Monday, April 26, 2010

Scaling down

Heavy WOW geekery incoming.

Today Blizzard announced their plans for Cataclysm raiding.  Specifically there will be a single raid lockout for a dungeon and you will have to choose 10 or 25 man setting for your lockout.  Also the loot across the two settings will be of the same quality, though 25 man loot will be slightly quicker to acquire on a per person basis.

Of course, the internet exploded.  A mere 9 hours after the announcement came out the thread Blizzard created is at 166 pages and counting.  I tried to read the thread earlier today and noticed that even though I was skimming through some bad posts and ignoring some truly bad ones I wasn't even keeping up with the flow - the thread was growing faster than I could read.  Of course like much on the internet the posts were 40% 'This will kill WOW and Blizzard is a bunch of baby eating brigands', 40% 'I LOVE BLIZZARD' and 20% reasonable discussion.

The main objection to this change is of course that 'It will kill 25 man raiding'.  It certainly won't *kill* it, but it will knock it down, stomp on its knees a few times and give it a good backhand slap.  I don't think anyone can debate the fact that removing the prestige and "I'm the best because my gear has the biggest numbers" from 25 man raiding will get a ton of people out of it, but those espousing this point of view on the interwebs failed dramatically to prove that this is in fact a bad thing.

Everyone agrees that 25 mans are largely staffed by people who are there because of the quality of the rewards and that the bureaucracy involved is a huge downside.  A small subset of the population actually loves the 25 man format and wants to continue doing it but they are dwarfed by the population of people who are there for the rewards.  My prediction of what will happen when this change is implemented is this:  Groups of people who really do want to be in a large guild with 25 players will stay there, as will a majority of the extremely hardcore players.  The vast majority of people who runs 25 man content will stop doing so and will do 10 mans instead.

People really enjoy playing with smaller groups when the rewards are the same.  It isn't feasible to make extremely hard content for 5 man groups due to composition issues so 10 mans are the sweet spot where 'as small as possible' meets 'big enough to make real challenges'.  Providing more avenues for people to do what they like while still getting the rewards they want is both smart business and good game design.

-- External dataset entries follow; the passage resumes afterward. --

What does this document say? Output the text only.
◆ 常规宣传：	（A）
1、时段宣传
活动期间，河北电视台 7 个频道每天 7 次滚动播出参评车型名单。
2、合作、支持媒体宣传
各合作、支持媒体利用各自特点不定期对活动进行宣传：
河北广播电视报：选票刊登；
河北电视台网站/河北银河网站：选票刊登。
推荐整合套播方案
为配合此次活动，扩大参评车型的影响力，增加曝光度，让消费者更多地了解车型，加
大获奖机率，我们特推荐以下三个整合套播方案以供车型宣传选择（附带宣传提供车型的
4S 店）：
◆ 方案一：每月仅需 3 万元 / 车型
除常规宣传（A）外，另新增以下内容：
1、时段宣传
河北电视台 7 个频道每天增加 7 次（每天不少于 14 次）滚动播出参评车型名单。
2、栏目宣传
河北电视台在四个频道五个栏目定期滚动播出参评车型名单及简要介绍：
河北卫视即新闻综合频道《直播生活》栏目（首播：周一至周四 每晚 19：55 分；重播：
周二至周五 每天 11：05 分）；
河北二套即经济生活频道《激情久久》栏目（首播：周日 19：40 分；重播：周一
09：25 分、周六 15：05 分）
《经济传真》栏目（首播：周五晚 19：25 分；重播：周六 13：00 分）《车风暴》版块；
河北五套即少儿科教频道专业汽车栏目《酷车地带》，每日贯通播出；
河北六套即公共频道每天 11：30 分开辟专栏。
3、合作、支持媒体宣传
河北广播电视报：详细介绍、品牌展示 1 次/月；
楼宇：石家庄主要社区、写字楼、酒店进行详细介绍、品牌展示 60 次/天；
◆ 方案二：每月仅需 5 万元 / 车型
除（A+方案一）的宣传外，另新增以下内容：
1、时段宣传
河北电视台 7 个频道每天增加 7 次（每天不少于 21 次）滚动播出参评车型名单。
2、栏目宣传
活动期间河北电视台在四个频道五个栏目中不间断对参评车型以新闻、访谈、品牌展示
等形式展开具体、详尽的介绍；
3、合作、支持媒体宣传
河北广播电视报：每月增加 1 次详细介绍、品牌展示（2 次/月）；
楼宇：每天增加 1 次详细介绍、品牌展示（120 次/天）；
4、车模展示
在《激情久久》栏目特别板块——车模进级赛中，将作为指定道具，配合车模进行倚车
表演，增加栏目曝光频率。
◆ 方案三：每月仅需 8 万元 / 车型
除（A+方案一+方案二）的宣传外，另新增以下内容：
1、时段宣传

You may enjoy the epic feeling of 25 man raiding, and I hope you have fun with that.  I personally have something like 10-12 real life friends who really like playing WOW and are good so my path is clear.

1 comment:

  1. I think the people who will mainly suffer from this are people who gear up on easy 25-player content in order to facilitate them winning 10-player content. I'm not sure that's an element of the game that needs support.